Innerhalb des 11. Diözesanrates unserer Diözese gibt es auch eine Gruppe von gewählten Vertretern aus Gemeinde, Dekanat und Priesterrat, die die Reformanliegen im Diözesanrat voranbringen. Deswegen wurde bei der konstituierenden Sitzung des Diözesanrates auch ein neuer Ausschuss ins Leben gerufen mit dem Erstnamen „Frauen stärken“. Schnell war der Gruppe klar, dass dieser Name nicht stimmt, weil Frauen nicht gestärkt werden müssen und so bekam der Ausschuss den Namen „Geschlechtergerechte Kirche“. Dieser Ausschuss ist fest in Frauen-Hand, 10 Frauen und 2 Priester, davon bin einer ich, bilden den Ausschuss. An dieser Zusammensetzung des Ausschusses wird für mich im Kleinen die ganze problematische Situation der Frau in der Kirche aufgezeigt. In diesen Ausschuss ist auch das Diözesanratsmitglied Maria Viktoria Heinrich gewählt worden.

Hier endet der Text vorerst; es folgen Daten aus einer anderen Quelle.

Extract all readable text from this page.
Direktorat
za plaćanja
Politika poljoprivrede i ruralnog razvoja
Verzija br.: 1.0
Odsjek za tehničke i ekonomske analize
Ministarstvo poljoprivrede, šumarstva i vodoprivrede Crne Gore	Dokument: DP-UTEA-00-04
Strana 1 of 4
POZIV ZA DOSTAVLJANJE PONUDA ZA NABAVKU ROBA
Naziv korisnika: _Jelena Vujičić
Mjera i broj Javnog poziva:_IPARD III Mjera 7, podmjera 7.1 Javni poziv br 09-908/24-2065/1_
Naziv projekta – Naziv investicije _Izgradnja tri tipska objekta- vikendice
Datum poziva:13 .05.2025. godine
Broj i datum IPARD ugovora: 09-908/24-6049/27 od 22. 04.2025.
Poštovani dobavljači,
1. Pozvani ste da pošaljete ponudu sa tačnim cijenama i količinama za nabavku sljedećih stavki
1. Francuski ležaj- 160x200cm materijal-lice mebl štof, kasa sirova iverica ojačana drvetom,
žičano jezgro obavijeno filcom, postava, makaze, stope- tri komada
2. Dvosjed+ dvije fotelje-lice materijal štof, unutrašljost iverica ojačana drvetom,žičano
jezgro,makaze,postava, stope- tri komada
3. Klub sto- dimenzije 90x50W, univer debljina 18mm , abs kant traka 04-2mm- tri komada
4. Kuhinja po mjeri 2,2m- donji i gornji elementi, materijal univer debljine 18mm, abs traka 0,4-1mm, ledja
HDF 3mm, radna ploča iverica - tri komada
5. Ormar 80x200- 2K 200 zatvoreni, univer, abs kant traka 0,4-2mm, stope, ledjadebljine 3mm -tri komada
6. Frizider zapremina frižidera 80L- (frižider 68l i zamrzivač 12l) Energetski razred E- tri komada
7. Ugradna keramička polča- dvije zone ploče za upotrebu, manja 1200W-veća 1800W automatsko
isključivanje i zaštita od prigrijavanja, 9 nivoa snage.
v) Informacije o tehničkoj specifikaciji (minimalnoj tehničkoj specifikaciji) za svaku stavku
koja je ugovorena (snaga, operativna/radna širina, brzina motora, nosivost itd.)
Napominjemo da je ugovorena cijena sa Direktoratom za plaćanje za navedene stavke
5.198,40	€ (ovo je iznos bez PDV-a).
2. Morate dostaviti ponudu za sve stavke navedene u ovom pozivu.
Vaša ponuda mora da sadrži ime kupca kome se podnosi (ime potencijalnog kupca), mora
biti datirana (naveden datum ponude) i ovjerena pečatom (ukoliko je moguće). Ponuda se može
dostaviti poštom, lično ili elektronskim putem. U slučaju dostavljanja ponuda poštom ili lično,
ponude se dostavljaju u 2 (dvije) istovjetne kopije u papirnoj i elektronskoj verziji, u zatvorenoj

Wie sie sich alle noch erinnern können, war 2022 der Katholikentag in Stuttgart zu Gast. Auch der Ausschuss „Geschlechtergerechte Kirche“ wollte sich beim Katholikentag präsentieren. Unter anderem ist die Idee entstanden, mit den Bildern von Maria Viktoria Heinrich eine Ausstellung auf dem Katholikentag zu diesem Thema zu gestalten. Was die genauen Gründe waren, warum diese Idee nicht umgesetzt wurde, kann ich nicht mehr sagen. Auf jeden Fall trug die geringe Teilnehmerzahl dazu bei.
Weil diese Idee beim Katholikentag nicht umgesetzt werden konnte, beschloss der Ausschuss „Geschlechtergerechte Kirche“, diese Bilder für die Ausstellungen in den Gemeinden anzubieten. Ich brachte diese Idee in die Gemeinde hinein und so können wir in den kommenden 3 Wochen hier, in Bruder Klaus, 9 der 70 Porträts von Frauen aus der Bibel besichtigen.
Soweit Punkt 1.
2. Punkt: Wie kam es zu dieser Ausstellung und in welchen Kontext ist diese Ausstellung einzuordnen? Kritischer Blick auf meine Biographie hinsichtlich dieses Themas - die Rolle der Frau in der Kirche.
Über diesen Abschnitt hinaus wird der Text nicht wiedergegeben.